Embora os especialistas reconheçam a importância das discussões sobre fome e desperdício de alimentos, eles destacam que o risco associado aos sinais de deterioração depende da composição dos alimentos e do tipo específico de item.
Aqui está um guia geral sobre o que fazer ao detectar comida mofada:
A principal maneira de evitar o crescimento de mofo é manter uma boa higiene: os locais de armazenamento e preparo dos alimentos devem estar sempre limpos. Além disso, é importante controlar o tempo de exposição dos alimentos.
Existem algumas medidas simples que ajude. Por exemplo, compre quantidades menores de alimentos para evitar o desperdício. Sempre guarde os alimentos secos em locais protegidos da umidade.

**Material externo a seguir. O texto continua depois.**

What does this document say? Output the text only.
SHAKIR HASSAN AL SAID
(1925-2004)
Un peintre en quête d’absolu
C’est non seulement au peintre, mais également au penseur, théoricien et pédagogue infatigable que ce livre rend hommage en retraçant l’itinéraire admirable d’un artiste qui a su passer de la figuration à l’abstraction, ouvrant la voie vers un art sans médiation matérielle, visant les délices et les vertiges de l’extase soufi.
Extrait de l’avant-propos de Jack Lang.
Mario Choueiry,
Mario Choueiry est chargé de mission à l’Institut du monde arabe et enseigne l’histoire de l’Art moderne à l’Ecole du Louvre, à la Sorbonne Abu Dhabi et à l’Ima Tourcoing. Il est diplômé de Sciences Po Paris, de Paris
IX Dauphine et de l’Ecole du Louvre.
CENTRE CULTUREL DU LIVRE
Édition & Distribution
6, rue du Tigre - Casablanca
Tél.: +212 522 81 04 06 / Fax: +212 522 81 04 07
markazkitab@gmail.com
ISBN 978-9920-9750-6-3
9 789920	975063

Enquanto isso, mantenha queijos e presuntos fatiados refrigerados, consumindo em poucos dias após abrir a embalagem. Se puder, congele os industrializados, como pizzas e nuggets.
Escolha um bom local para guardar o pão, mantendo a temperatura e a umidade o mais estáveis possível.
Limpe regularmente a geladeira usando uma solução de 1 litro de água com 1 colher de sopa de bicarbonato, ou álcool 70° e solução de água sanitária (2 colheres por litro).
Verifique a aparência dos alimentos ao comprar. Se identificar traços diferentes de frescos, não compre, e fique atento se estiver em casa. Cubra pratos quentes e consuma as sobras quanto antes.
Se ver comida mofada, evite cheirar ou tocar diretamente. Separe do restante saudável, descarte em um saco plástico e feche bem.